A new guide from the IET offers clear, experience-based answers. Crafted by industry experts, it’s designed to be accessible. As contributor Sven Strassburg of IBM puts it:
“It’s not a deeply technical document. It’s more about the lessons learned from practical experience and a diversity of views.”
That diversity is a strength. The IET Guide to Implementing IoT Solutions brings together real-world insights to help businesses understand both the opportunities and the pitfalls of IoT. Covering key areas such as architecture, networks, data, security, standards, and the digital customer journey, it offers a practical roadmap, whether you're aiming to cut waste, improve customer insight, or rethink your business model.

Starting small, thinking strategically
For smaller businesses concerned about the initial costs or complexity, Andy Fidler from BT offers sensible advice:
“Start small, with clearly scoped pilot projects. Leverage cloud-based IoT platforms that reduce upfront investment. Engage with open-source tools and collaborative innovation ecosystems.”
In essence, this means beginning with manageable projects, perhaps tracking inventory or monitoring energy usage, that can deliver meaningful results without overwhelming resources. Fidler emphasises the importance of focusing on “return on insight,” choosing projects where even modest improvements yield tangible value quickly.
Sceptical about the return on investment? That’s understandable. Fidler addresses this directly:
“Focus on use cases with tangible KPIs such as reduced downtime, faster decision-making, enhanced compliance. Look at sector-specific case studies.”
IoT isn’t a one-size-fits-all solution. When aligned with clear business goals, it can improve efficiency, open new revenue streams, and offer a lasting competitive edge.
Building confidence through practical examples
Adopting IoT can feel daunting, but Andrew Cooney of the Institution of Engineering and Technology (IET) hopes this guide will build confidence:
“We would hope that readers of the guidance will feel more confident when using IoT solutions to introduce efficiencies or adapt their business models.”

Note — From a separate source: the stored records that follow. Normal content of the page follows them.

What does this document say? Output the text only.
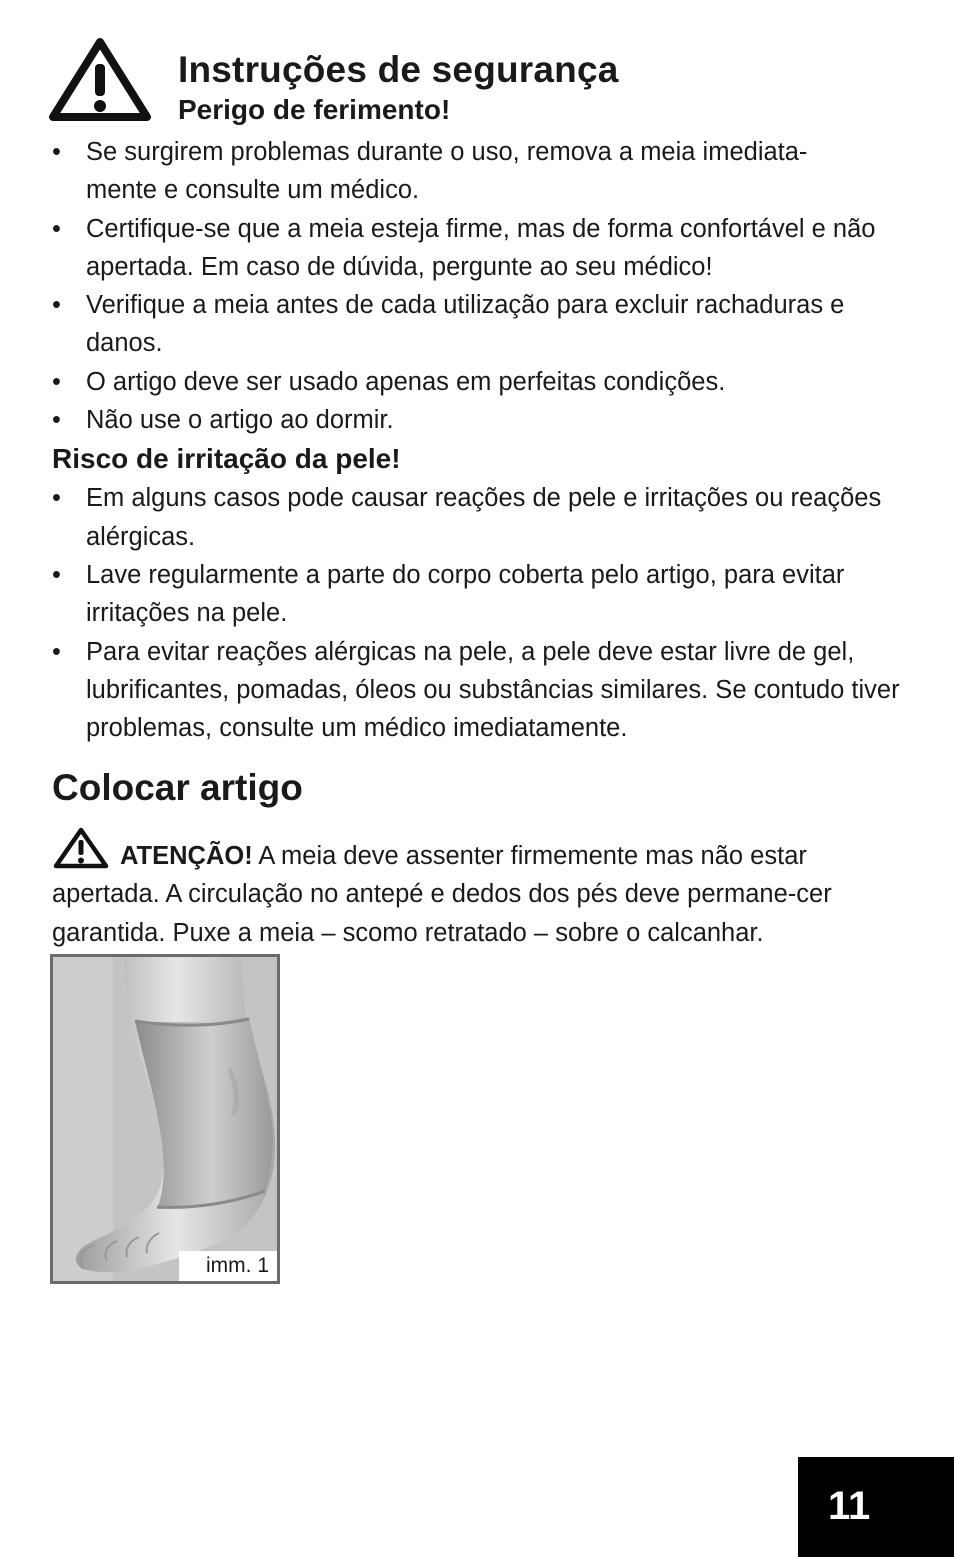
Instruções de segurança
Perigo de ferimento!
• Se surgirem problemas durante o uso, remova a meia imediata-
mente e consulte um médico.
• Certifique-se que a meia esteja firme, mas de forma confortável e não apertada. Em caso de dúvida, pergunte ao seu médico!
• Verifique a meia antes de cada utilização para excluir rachaduras e danos.
• O artigo deve ser usado apenas em perfeitas condições.
• Não use o artigo ao dormir.
Risco de irritação da pele!
• Em alguns casos pode causar reações de pele e irritações ou reações alérgicas.
• Lave regularmente a parte do corpo coberta pelo artigo, para evitar irritações na pele.
• Para evitar reações alérgicas na pele, a pele deve estar livre de gel, lubrificantes, pomadas, óleos ou substâncias similares. Se contudo tiver problemas, consulte um médico imediatamente.
Colocar artigo
ATENÇÃO! A meia deve assenter firmemente mas não estar apertada. A circulação no antepé e dedos dos pés deve permane-cer garantida. Puxe a meia – scomo retratado – sobre o calcanhar.
imm. 1
11
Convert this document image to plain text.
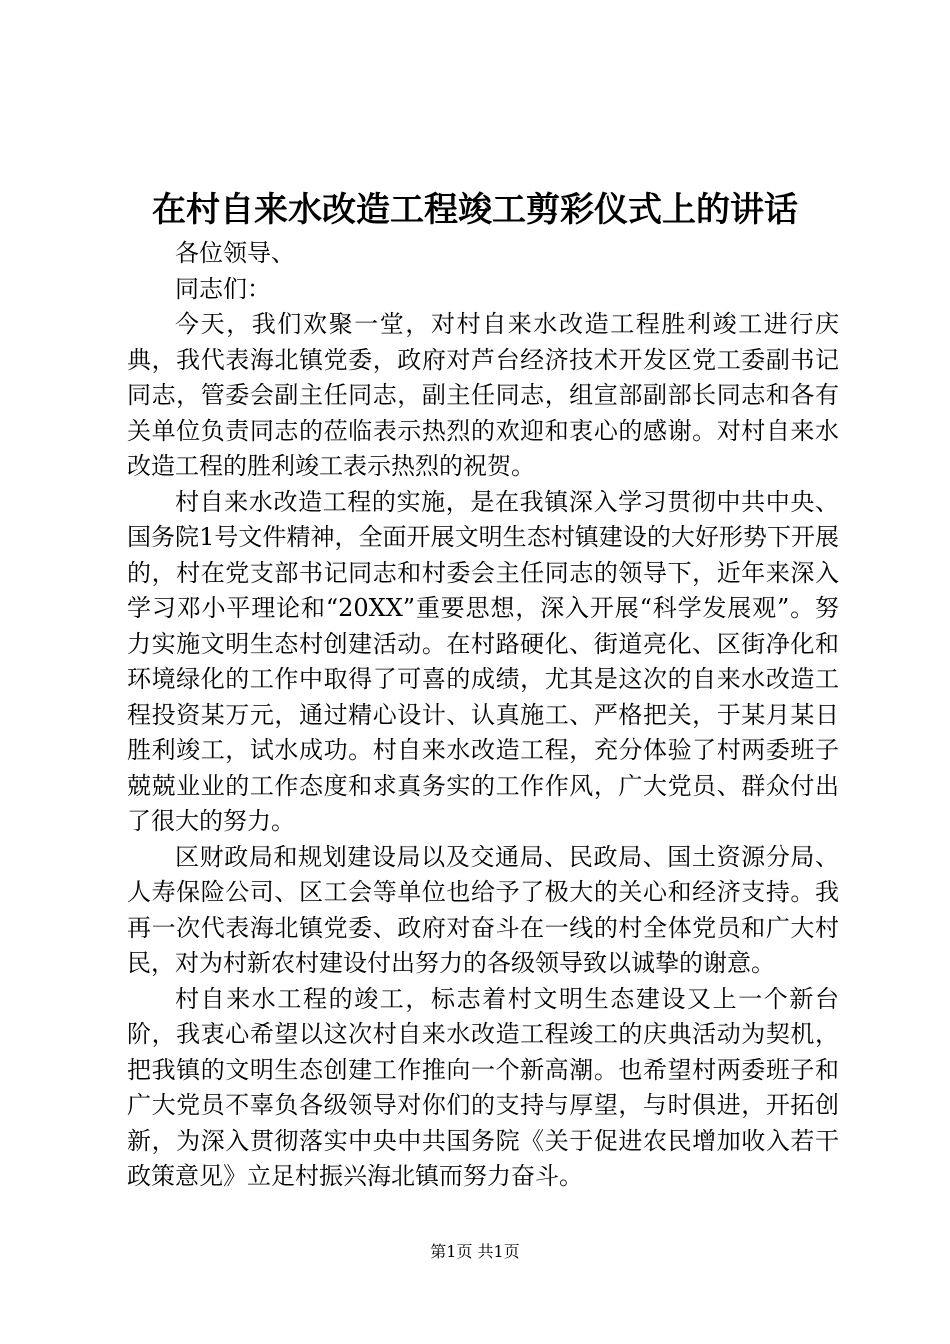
在村自来水改造工程竣工剪彩仪式上的讲话

各位领导、

同志们：

今天，我们欢聚一堂，对村自来水改造工程胜利竣工进行庆典，我代表海北镇党委，政府对芦台经济技术开发区党工委副书记同志，管委会副主任同志，副主任同志，组宣部副部长同志和各有关单位负责同志的莅临表示热烈的欢迎和衷心的感谢。对村自来水改造工程的胜利竣工表示热烈的祝贺。

村自来水改造工程的实施，是在我镇深入学习贯彻中共中央、国务院1号文件精神，全面开展文明生态村镇建设的大好形势下开展的，村在党支部书记同志和村委会主任同志的领导下，近年来深入学习邓小平理论和“20XX”重要思想，深入开展“科学发展观”。努力实施文明生态村创建活动。在村路硬化、街道亮化、区街净化和环境绿化的工作中取得了可喜的成绩，尤其是这次的自来水改造工程投资某万元，通过精心设计、认真施工、严格把关，于某月某日胜利竣工，试水成功。村自来水改造工程，充分体验了村两委班子兢兢业业的工作态度和求真务实的工作作风，广大党员、群众付出了很大的努力。

区财政局和规划建设局以及交通局、民政局、国土资源分局、人寿保险公司、区工会等单位也给予了极大的关心和经济支持。我再一次代表海北镇党委、政府对奋斗在一线的村全体党员和广大村民，对为村新农村建设付出努力的各级领导致以诚挚的谢意。

村自来水工程的竣工，标志着村文明生态建设又上一个新台阶，我衷心希望以这次村自来水改造工程竣工的庆典活动为契机，把我镇的文明生态创建工作推向一个新高潮。也希望村两委班子和广大党员不辜负各级领导对你们的支持与厚望，与时俱进，开拓创新，为深入贯彻落实中央中共国务院《关于促进农民增加收入若干政策意见》立足村振兴海北镇而努力奋斗。

第1页 共1页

To this end, the guide includes case studies and practical examples designed to help readers envision how IoT might fit into their own operations, making the abstract more concrete.
An invitation to engage and adapt
Sven Strassburg highlights that the guide is intended as a starting point, not a definitive statement:
“It’s a point in time and it articulates from our experience those things that we would like to have seen in publications or in articles on this topic.”

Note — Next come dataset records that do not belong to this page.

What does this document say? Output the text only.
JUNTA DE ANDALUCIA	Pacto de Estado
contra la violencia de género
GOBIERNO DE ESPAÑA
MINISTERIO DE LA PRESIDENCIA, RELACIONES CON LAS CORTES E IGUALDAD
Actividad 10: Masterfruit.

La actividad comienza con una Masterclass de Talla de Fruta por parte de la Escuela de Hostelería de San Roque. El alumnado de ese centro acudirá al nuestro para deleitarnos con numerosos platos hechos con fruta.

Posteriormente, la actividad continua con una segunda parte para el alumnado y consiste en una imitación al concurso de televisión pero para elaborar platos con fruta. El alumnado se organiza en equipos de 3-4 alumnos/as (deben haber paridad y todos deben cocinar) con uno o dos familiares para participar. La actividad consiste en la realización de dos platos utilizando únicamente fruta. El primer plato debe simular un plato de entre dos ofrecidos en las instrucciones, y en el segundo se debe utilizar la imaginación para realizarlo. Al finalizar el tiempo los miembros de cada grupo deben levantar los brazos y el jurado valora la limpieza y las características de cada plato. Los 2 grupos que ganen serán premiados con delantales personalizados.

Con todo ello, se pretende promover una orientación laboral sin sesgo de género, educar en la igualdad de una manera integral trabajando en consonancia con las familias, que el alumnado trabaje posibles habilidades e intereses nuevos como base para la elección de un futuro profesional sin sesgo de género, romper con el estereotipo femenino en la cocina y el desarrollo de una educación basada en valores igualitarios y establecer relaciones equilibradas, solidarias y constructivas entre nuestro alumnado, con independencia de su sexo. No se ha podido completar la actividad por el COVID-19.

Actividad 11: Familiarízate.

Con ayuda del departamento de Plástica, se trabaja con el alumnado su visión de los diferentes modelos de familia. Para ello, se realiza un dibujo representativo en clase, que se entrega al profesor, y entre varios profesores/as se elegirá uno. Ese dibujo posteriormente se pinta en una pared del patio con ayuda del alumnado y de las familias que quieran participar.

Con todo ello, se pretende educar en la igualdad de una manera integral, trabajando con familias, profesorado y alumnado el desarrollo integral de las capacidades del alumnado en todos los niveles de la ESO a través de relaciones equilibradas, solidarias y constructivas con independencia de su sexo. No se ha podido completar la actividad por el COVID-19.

Readers are encouraged to take the ideas presented, question them, and adapt them as needed. This open, collaborative approach reflects the diverse backgrounds of the contributors:
“It’s a diverse topic and the people who came together were from a very diverse background... It’s that melting pot of an idea.”
Rather than following trends blindly, the guide advocates for thoughtful exploration and adaptation tailored to individual business contexts.
Perhaps most importantly, Strassburg offers this message to readers:
“I don’t expect anybody to quote us. But I do hope they read it, they think about it, and they come to their own conclusion and go their own way.”
Why this guide matters today
The IoT landscape is changing rapidly: sensors are becoming more affordable, data processing more powerful, and cloud platforms increasingly accessible. Businesses must stay agile to keep pace. This guide arrives at just the right moment, providing a grounded and practical pathway forward.